One could imagine it’s similar to what fans of SEC schools have endured for the past decade, before Georgia won the national championship game this year. Nick Saban acquires five-star recruits like extra saltine packets at the diner, hoarding them in his pockets for a rainy day. He has made a career out of obsessively bettering himself and simultaneously manipulating the system to his advantage. We are probably not far from a day when 90% of the NFL draft’s first round is a deep pilfering of the Crimson Tide’s roster.
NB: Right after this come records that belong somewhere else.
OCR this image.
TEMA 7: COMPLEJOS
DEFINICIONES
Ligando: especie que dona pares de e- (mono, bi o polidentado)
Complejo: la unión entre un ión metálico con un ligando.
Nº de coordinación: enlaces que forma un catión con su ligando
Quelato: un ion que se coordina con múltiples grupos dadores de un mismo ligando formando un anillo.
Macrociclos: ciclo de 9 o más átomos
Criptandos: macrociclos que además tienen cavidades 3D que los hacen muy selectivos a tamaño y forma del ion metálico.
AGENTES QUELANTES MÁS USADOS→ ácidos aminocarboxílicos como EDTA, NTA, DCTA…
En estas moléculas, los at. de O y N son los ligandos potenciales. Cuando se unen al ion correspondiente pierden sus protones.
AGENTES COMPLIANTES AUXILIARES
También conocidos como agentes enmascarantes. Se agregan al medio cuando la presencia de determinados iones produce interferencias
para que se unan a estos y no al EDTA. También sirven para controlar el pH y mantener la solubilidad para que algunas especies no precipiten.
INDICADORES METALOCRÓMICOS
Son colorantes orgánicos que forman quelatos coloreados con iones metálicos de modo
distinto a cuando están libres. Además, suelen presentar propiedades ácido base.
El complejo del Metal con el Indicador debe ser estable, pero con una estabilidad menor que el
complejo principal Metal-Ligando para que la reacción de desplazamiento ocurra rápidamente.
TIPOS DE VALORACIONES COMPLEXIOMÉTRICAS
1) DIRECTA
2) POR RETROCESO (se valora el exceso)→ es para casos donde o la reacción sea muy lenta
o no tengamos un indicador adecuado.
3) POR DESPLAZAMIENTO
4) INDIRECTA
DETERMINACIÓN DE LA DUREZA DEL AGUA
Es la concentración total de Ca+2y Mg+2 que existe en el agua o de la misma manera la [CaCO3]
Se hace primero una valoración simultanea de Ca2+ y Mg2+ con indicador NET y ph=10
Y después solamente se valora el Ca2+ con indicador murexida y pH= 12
What results reflects poorly on us, but also leaves us no choice. We either root against greatness, the very thing we should all aspire to be, or we become complacent with greatness after years of continually rooting for it. Believe it or not, there are Alabama fans who criticize Nick Saban. There are Buccaneers and Patriots fans who come to games and loudly groan when Brady skips a third-down pass a little short of the sticks.

Either way, it’s ridiculous behavior. But, to quote Gotham district attorney Harvey Dent: You either die a hero, or live long enough to see yourself become the villain. Brady has been the villain for so long that we often (somehow, miraculously) forget his humble roots as a picked-over sixth-round pick from Michigan, the very kind of unique American success story that should define us at our core.

It doesn’t feel quite right, but just as most of us watched the national championship game on Monday and gleefully scoreboard watched as the Bulldogs climbed toward an insurmountable lead, we kept checking in on the Buccaneers game hoping that Hurts and Nick Sirianni could make something happen (absent some kind of financial commitment to our betting app of choice).

The only solution, of course, is more greatness. Another Kirby Smart. More Aaron Rodgerses (Aarons Rodgers?). Several Patrick Mahomeses sustained over the course of a decade or two. Oddly, they would follow Brady’s blueprint. They would place football and their personal health above everything in their lives for our entertainment and diversify our weekend sports viewing experience. If that’s the case, we promise we won’t become complacent or adversarial again. We will enjoy the clean burn of greatness from start to finish and appreciate it for what it was. Right?